TikTok gibi platformlarda çocukların zararlı akımlara katıldığı, kendini tehlikeye attığı ve hatta hayatını kaybettiği örnekler artık ne yazık ki sıradan bir durum haline geldi. Netflix gibi platformlar ise her yaştan kullanıcıya hitap ederken, çocukların yaşına uygun olmayan içerikleri kolayca erişilebilir kılıyor. Çocuklar bu içeriklerle büyürken şiddeti normalleştiriyor, sağlıksız ilişki modellerini benimsiyor ve bağımlılığa sürükleniyor.
Devletin sorumluluğu ve ihmalleri
Sosyal medya platformlarının kontrolsüzlüğüne karşı devletin sorumluluğu büyüktür. Yasaların, özellikle 16 yaş altı için sosyal medya kullanımını sınırlayan düzenlemeler getirmesi gerekiyor. Bugün önlem almazsak, yarın çok geç kalabiliriz. Gençlerimizi bu dijital bataklığa kurban vermemek için ciddi adımlar atılmalıdır.
Sorulması gereken asıl soru şu: Yetkililer neden bu konuda harekete geçmiyor? Eğer bir devlet, gençliğini koruyamıyorsa, toplumun geleceğini de koruyamaz. Bu platformların yaydığı zararlı etkileri ortadan kaldırmak, yalnızca ailelerin değil, devletin de görevidir. Eğer bu görevler yerine getirilmiyorsa, halk olarak sormamız gerek: Biz yetkililere neden maaş ödüyoruz?
Neler yapılmalı?
16 Yaş Altına Sosyal Medya Kısıtlaması:
Avrupa’nın bazı ülkelerinde uygulandığı gibi, sosyal medya kullanımı için yaş sınırı getirilmelidir. Bu sınırın ihlal edilmesi durumunda ebeveynlere ve platformlara yaptırımlar uygulanabilir.
Dijital eğitim ve farkındalık programları kapsamında kamu spotu gibi eğitici programlar verilmeli, Çocuklar ve aileler için dijital farkındalık eğitimleri zorunlu hale getirilmelidir. Aileler, çocuklarını sosyal medyada nasıl koruyabileceklerini öğrenmelidir.

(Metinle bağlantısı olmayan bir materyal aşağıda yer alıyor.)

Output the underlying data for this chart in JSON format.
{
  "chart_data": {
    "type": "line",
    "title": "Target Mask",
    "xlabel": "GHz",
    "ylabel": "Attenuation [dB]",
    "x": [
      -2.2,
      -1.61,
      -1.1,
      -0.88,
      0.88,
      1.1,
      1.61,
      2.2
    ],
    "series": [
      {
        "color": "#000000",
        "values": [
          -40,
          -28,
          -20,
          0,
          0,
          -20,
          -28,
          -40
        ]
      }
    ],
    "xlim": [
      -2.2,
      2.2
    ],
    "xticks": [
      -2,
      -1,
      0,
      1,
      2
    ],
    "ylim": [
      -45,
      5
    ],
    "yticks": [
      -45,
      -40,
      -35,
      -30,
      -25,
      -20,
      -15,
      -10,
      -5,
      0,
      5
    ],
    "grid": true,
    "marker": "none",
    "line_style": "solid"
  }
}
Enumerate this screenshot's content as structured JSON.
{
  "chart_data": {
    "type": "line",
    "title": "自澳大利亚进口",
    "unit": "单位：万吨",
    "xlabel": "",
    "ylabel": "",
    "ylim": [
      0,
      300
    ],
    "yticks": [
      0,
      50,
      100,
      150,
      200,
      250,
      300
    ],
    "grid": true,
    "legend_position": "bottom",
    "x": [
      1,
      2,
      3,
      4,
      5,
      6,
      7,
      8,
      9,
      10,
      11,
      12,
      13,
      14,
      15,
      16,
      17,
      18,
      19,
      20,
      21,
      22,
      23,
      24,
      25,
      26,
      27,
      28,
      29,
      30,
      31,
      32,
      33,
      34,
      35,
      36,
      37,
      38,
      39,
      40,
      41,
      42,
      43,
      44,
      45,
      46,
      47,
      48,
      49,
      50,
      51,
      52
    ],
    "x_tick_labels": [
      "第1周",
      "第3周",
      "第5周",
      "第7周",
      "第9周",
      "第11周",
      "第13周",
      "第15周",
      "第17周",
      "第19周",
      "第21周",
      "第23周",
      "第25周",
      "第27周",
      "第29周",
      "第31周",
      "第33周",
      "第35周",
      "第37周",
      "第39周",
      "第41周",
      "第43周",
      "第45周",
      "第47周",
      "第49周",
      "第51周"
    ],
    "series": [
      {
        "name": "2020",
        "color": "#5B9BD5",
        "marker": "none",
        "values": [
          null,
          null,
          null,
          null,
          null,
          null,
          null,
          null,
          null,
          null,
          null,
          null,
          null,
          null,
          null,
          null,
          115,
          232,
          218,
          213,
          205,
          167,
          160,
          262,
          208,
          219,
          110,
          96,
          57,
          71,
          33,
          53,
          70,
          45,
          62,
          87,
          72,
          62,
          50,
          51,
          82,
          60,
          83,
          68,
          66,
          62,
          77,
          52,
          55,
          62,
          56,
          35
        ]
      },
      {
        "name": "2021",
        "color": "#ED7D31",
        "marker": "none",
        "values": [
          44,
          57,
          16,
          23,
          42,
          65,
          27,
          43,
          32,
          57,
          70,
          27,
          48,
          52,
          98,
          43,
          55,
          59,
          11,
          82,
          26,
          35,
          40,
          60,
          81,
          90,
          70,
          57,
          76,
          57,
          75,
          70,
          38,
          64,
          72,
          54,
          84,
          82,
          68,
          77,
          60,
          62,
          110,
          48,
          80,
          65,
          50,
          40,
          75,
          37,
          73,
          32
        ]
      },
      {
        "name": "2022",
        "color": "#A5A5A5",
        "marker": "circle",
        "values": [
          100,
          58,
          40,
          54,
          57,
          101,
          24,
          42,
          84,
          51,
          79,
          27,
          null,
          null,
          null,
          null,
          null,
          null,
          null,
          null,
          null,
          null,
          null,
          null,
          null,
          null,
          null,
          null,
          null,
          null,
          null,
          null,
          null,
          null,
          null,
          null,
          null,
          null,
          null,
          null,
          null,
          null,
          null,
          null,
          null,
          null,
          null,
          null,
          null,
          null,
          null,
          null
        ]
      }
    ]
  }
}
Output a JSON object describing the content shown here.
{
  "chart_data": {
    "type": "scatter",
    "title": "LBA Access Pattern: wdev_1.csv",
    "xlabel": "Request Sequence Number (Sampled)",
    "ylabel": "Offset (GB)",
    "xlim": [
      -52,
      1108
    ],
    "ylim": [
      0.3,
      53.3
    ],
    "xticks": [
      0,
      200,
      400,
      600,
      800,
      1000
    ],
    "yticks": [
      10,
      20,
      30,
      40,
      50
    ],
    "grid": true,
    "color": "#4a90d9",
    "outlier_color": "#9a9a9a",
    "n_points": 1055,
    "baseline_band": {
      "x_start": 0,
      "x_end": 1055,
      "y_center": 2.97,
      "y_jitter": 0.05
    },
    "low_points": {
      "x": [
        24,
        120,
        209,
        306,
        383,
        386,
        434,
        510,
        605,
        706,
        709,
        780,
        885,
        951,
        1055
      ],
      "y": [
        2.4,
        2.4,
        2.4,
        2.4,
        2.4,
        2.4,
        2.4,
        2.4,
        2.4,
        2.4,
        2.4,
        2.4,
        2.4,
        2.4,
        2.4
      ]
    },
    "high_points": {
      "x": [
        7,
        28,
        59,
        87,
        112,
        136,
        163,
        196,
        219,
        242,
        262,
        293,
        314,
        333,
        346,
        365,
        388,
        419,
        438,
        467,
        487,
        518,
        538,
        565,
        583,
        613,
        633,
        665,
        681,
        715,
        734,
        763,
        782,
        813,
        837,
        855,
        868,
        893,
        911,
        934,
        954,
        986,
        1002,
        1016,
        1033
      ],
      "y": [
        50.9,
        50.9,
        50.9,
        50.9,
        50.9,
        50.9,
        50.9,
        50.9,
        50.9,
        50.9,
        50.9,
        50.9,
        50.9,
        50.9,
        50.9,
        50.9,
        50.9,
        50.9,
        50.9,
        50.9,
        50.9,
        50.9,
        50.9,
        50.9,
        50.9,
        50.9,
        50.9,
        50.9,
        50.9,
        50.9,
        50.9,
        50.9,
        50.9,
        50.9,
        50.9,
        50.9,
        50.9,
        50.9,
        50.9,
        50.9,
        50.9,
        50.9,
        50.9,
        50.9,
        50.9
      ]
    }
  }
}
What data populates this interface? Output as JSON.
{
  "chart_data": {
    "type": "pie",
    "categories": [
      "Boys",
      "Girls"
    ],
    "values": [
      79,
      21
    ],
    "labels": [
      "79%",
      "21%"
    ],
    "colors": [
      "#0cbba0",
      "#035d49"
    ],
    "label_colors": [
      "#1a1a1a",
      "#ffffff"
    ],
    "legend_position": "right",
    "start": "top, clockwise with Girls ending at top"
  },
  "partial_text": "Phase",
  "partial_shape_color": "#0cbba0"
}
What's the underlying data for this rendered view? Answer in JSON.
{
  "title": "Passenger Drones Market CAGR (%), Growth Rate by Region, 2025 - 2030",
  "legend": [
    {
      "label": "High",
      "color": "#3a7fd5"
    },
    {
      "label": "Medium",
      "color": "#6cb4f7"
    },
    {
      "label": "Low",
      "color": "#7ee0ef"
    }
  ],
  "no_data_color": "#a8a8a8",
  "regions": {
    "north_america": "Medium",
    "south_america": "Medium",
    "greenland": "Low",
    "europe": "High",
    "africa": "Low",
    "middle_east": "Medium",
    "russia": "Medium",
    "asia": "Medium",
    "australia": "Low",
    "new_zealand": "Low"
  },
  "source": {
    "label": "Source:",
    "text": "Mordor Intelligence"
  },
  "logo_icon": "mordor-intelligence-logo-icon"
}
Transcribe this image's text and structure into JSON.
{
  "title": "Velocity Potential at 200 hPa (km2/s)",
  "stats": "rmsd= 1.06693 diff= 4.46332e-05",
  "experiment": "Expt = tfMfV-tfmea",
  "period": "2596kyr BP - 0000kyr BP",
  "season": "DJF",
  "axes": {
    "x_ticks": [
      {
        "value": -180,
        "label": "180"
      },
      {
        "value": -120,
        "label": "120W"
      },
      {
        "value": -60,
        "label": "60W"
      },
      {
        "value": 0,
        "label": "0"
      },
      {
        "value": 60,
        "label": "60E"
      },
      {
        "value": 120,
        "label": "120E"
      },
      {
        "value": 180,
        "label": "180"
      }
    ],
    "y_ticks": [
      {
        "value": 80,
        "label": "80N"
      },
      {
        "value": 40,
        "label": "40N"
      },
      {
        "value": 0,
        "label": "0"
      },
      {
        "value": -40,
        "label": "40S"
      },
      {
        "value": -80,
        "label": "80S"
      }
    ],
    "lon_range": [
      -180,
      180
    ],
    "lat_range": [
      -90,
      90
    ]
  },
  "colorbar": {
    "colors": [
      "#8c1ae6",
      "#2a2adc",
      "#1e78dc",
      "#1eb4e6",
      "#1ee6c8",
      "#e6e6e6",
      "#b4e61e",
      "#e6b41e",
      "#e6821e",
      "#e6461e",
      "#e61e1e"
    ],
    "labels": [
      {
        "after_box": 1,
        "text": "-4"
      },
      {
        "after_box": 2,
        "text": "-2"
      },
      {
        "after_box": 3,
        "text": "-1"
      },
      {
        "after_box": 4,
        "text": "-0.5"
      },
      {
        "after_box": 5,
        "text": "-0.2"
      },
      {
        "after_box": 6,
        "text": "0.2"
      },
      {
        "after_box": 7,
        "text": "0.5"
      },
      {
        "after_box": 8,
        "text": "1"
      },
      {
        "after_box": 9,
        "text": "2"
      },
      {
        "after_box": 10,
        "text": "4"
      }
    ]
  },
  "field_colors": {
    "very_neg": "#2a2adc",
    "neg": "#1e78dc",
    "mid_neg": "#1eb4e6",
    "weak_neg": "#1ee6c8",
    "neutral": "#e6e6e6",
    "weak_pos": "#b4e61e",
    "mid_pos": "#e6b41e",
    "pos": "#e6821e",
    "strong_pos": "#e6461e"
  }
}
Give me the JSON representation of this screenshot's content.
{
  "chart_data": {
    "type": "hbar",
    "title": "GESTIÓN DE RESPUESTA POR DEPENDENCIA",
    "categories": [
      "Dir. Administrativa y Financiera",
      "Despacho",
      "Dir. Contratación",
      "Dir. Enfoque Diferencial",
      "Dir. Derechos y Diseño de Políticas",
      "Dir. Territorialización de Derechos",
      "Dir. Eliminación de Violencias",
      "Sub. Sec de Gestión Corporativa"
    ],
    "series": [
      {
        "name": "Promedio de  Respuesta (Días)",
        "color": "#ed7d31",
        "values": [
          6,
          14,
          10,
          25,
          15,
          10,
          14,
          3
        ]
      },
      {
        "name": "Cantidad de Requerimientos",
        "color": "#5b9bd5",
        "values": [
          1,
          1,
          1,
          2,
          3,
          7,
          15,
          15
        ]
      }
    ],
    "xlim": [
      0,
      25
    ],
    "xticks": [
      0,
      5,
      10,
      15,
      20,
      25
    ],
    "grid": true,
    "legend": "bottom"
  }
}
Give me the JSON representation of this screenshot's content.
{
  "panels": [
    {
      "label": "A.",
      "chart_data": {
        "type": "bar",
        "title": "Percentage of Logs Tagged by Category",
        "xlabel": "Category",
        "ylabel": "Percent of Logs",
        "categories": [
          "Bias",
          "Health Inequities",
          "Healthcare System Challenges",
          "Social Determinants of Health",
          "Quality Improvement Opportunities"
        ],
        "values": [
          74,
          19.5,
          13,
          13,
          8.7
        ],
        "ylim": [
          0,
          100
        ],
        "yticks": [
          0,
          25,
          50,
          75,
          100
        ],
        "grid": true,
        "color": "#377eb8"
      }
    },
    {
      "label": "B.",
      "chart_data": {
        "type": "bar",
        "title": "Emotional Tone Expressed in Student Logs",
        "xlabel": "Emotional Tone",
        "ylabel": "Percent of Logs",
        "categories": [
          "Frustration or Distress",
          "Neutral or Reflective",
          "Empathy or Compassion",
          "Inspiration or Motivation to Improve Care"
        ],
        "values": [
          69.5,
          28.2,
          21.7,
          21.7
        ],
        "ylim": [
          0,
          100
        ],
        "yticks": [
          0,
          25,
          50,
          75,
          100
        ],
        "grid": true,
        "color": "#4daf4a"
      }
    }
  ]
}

Platformlara sıkı denetim şart: Netflix, TikTok ve benzeri platformların içerikleri devlet tarafından düzenli olarak denetlenmelidir. Yaş sınırına uygun içerik sunmayan platformlar yaptırıma tabi tutulmalıdır.
Ebeveyn kontrolü ve alternatifler: Devlet, aileleri bilinçlendirecek kampanyalar düzenlemeli ve çocuklar için sağlıklı dijital alternatifler sunmalıdır.
Ailelerin sorumluluğu önemli: Devlet kadar ailelerin de bu konuda büyük bir rolü vardır. Çocukların teknolojiyle geçirdikleri süre, içeriklere erişimi ve sosyal medyadaki hareketleri mutlaka takip edilmelidir. Aileler, çocuklarını teknolojiye teslim etmek yerine onlara zaman ayırmalı, onları gerçek dünyada eğitmelidir.
Geleceğimizi kurtarmak için bugün harekete geçelim ki yarın çok geç olmasın
Sosyal medyanın ve dijital platformların kontrolsüz etkisi, gençlerimizi hızla bir uçuruma sürüklüyor. Bugün önlem almazsak, yarın bunun telafisi olmayacak. Devlet, aileler ve toplum olarak el ele verip gençlerimizi korumak zorundayız. Aksi takdirde, teknolojinin esir aldığı bir nesil yaratmış olacağız.
Unutmayalım, gençlerimizi kaybedersek geleceğimizi kaybederiz. Sosyal medyanın ve teknolojinin olumsuz etkilerini kontrol altına almak, yalnızca bir öncelik değil, toplumsal bir zorunluluktur. Şimdi harekete geçelim, yarın çok geç olmadan!